Sunday, March 18, 2012

Superfood of the Day part 5

Cherries

Cherries

Many scientists say inflammation can lead to premature aging and contribute to illnesses like heart disease, diabetes, and arthritis. That means foods that fight inflammation—like tart cherries—could be beneficial to your health.
Sweet potatoes

Sweet potatoes

Need a beta-carotene fix? Just one medium sweet potato packs more than four times the recommended daily amount. These tasty taters are also rich in potassium, vitamin C, and vitamin B6, which may prevent clogged arteries.
Tomatoes

Tomatoes

They contain lycopene, an antioxidant rarely found in other foods.
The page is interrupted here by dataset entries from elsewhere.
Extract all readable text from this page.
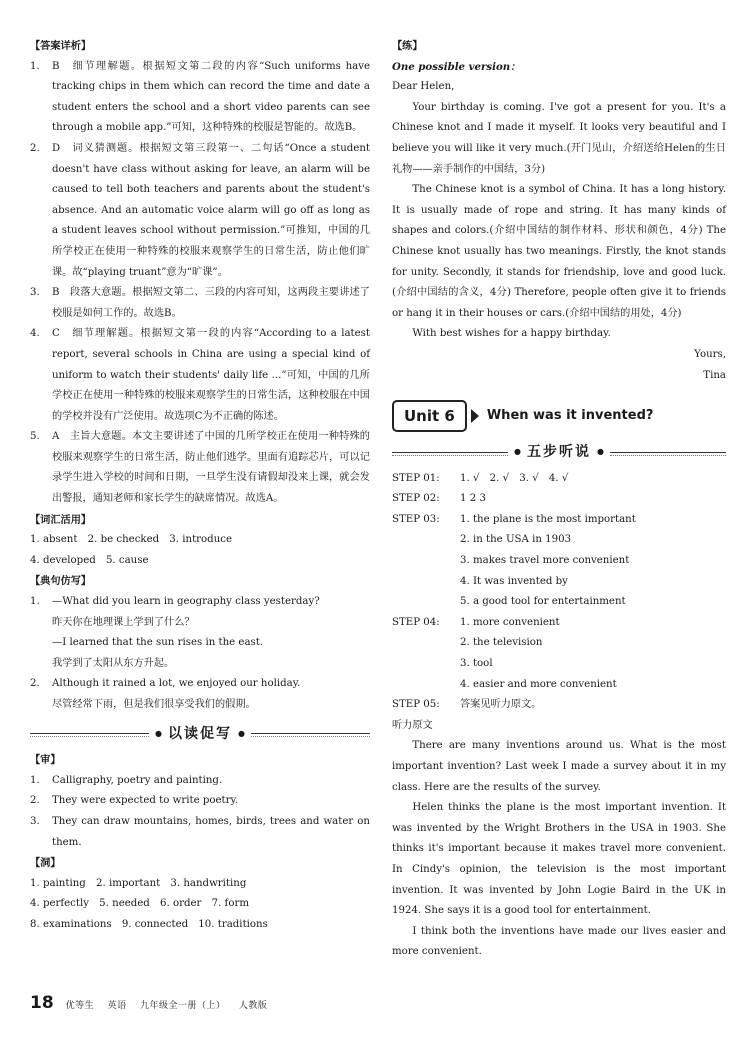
【答案详析】
1. B　细节理解题。根据短文第二段的内容“Such uniforms have tracking chips in them which can record the time and date a student enters the school and a short video parents can see through a mobile app.”可知，这种特殊的校服是智能的。故选B。
2. D　词义猜测题。根据短文第三段第一、二句话“Once a student doesn't have class without asking for leave, an alarm will be caused to tell both teachers and parents about the student's absence. And an automatic voice alarm will go off as long as a student leaves school without permission.”可推知，中国的几所学校正在使用一种特殊的校服来观察学生的日常生活，防止他们旷课。故“playing truant”意为“旷课”。
3. B　段落大意题。根据短文第二、三段的内容可知，这两段主要讲述了校服是如何工作的。故选B。
4. C　细节理解题。根据短文第一段的内容“According to a latest report, several schools in China are using a special kind of uniform to watch their students' daily life ...”可知，中国的几所学校正在使用一种特殊的校服来观察学生的日常生活，这种校服在中国的学校并没有广泛使用。故选项C为不正确的陈述。
5. A　主旨大意题。本文主要讲述了中国的几所学校正在使用一种特殊的校服来观察学生的日常生活，防止他们逃学。里面有追踪芯片，可以记录学生进入学校的时间和日期，一旦学生没有请假却没来上课，就会发出警报，通知老师和家长学生的缺席情况。故选A。
【词汇活用】
1. absent　2. be checked　3. introduce
4. developed　5. cause
【典句仿写】
1. —What did you learn in geography class yesterday?
昨天你在地理课上学到了什么？
—I learned that the sun rises in the east.
我学到了太阳从东方升起。
2. Although it rained a lot, we enjoyed our holiday.
尽管经常下雨，但是我们很享受我们的假期。
● 以读促写 ●
【审】
1. Calligraphy, poetry and painting.
2. They were expected to write poetry.
3. They can draw mountains, homes, birds, trees and water on them.
【洞】
1. painting　2. important　3. handwriting
4. perfectly　5. needed　6. order　7. form
8. examinations　9. connected　10. traditions
【练】
One possible version：
Dear Helen,
Your birthday is coming. I've got a present for you. It's a Chinese knot and I made it myself. It looks very beautiful and I believe you will like it very much.(开门见山，介绍送给Helen的生日礼物——亲手制作的中国结，3分)
The Chinese knot is a symbol of China. It has a long history. It is usually made of rope and string. It has many kinds of shapes and colors.(介绍中国结的制作材料、形状和颜色，4分) The Chinese knot usually has two meanings. Firstly, the knot stands for unity. Secondly, it stands for friendship, love and good luck.(介绍中国结的含义，4分) Therefore, people often give it to friends or hang it in their houses or cars.(介绍中国结的用处，4分)
With best wishes for a happy birthday.
Yours,
Tina
Unit 6	When was it invented?
● 五步听说 ●
STEP 01:	1. √　2. √　3. √　4. √
STEP 02:	1 2 3
STEP 03:	1. the plane is the most important
2. in the USA in 1903
3. makes travel more convenient
4. It was invented by
5. a good tool for entertainment
STEP 04:	1. more convenient
2. the television
3. tool
4. easier and more convenient
STEP 05:	答案见听力原文。
听力原文
There are many inventions around us. What is the most important invention? Last week I made a survey about it in my class. Here are the results of the survey.
Helen thinks the plane is the most important invention. It was invented by the Wright Brothers in the USA in 1903. She thinks it's important because it makes travel more convenient. In Cindy's opinion, the television is the most important invention. It was invented by John Logie Baird in the UK in 1924. She says it is a good tool for entertainment.
I think both the inventions have made our lives easier and more convenient.
18 优等生 英语 九年级全一册（上） 人教版
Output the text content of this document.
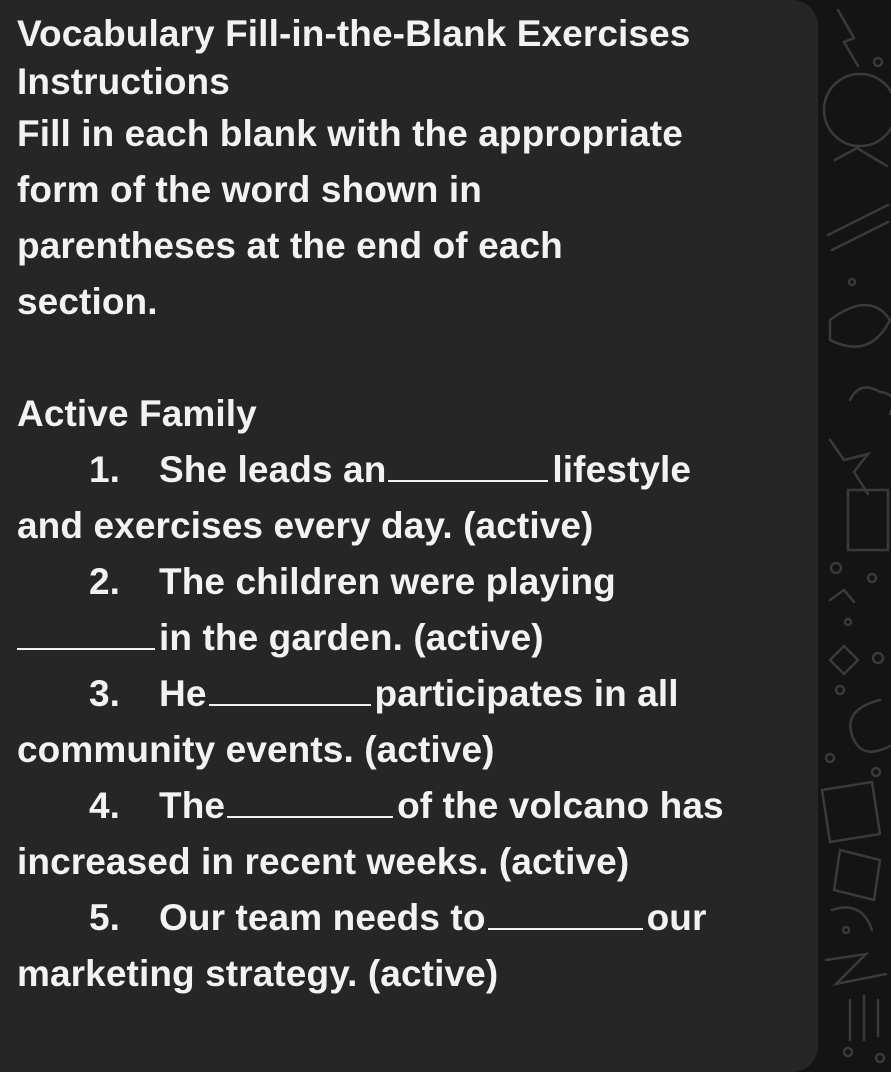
Vocabulary Fill-in-the-Blank Exercises
Instructions
Fill in each blank with the appropriate
form of the word shown in
parentheses at the end of each
section.
Active Family
1. She leads an	lifestyle
and exercises every day. (active)
2. The children were playing
in the garden. (active)
3. He	participates in all
community events. (active)
4. The	of the volcano has
increased in recent weeks. (active)
5. Our team needs to	our
marketing strategy. (active)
Studies suggest that lycopene could protect the skin against harmful UV rays, prevent certain cancers, and lower cholesterol. Plus, tomatoes contain high amounts of potassium, fiber, and vitamin C. Get your tomatoes in tasty ALT (avocado, lettuce, and tomato) sandwiches, which contain another superfood—avocado! 
Turkey

Turkey

A 4-ounce portion of turkey breast meat contains almost 50% of your daily selenium, a trace mineral that plays essential roles in immune function and antioxidant defense. Despite the claim that turkey meat causes drowsiness during the holidays, it actually contains high amounts of niacin and vitamin B6, which are important for efficient energy production and blood-sugar regulation. If you roast a whole bird, make sure to remove any skin, which is full of saturated fat; try substituting ground all-white-meat turkey breast for ground beef in your favorite hamburger recipe. 
Watermelon

Watermelon

One cup of juicy, sweet watermelon serves up more than twice the lycopene (7.8 milligrams) of a fresh tomato. Watermelon offers healthy amounts of vitamins A and C, and it has just 40 calories per cup. Toss a watermelon, feta, and arugula salad. Or sprinkle chili powder on chilled watermelon slices. 
Yogurt

Yogurt

Many types of yogurt contain healthy bacteria that can aid in digestion, boost the immune system, and diminish bad breath. A 1-cup serving also supplies one-third of your daily calcium requirement, as well as 14 grams of satisfying protein. Opt for low-fat or nonfat versions to minimize saturated fat, and try substituting plain yogurt for a healthier alternative to sour cream. Lactose intolerant? Look for soy or rice-milk varieties.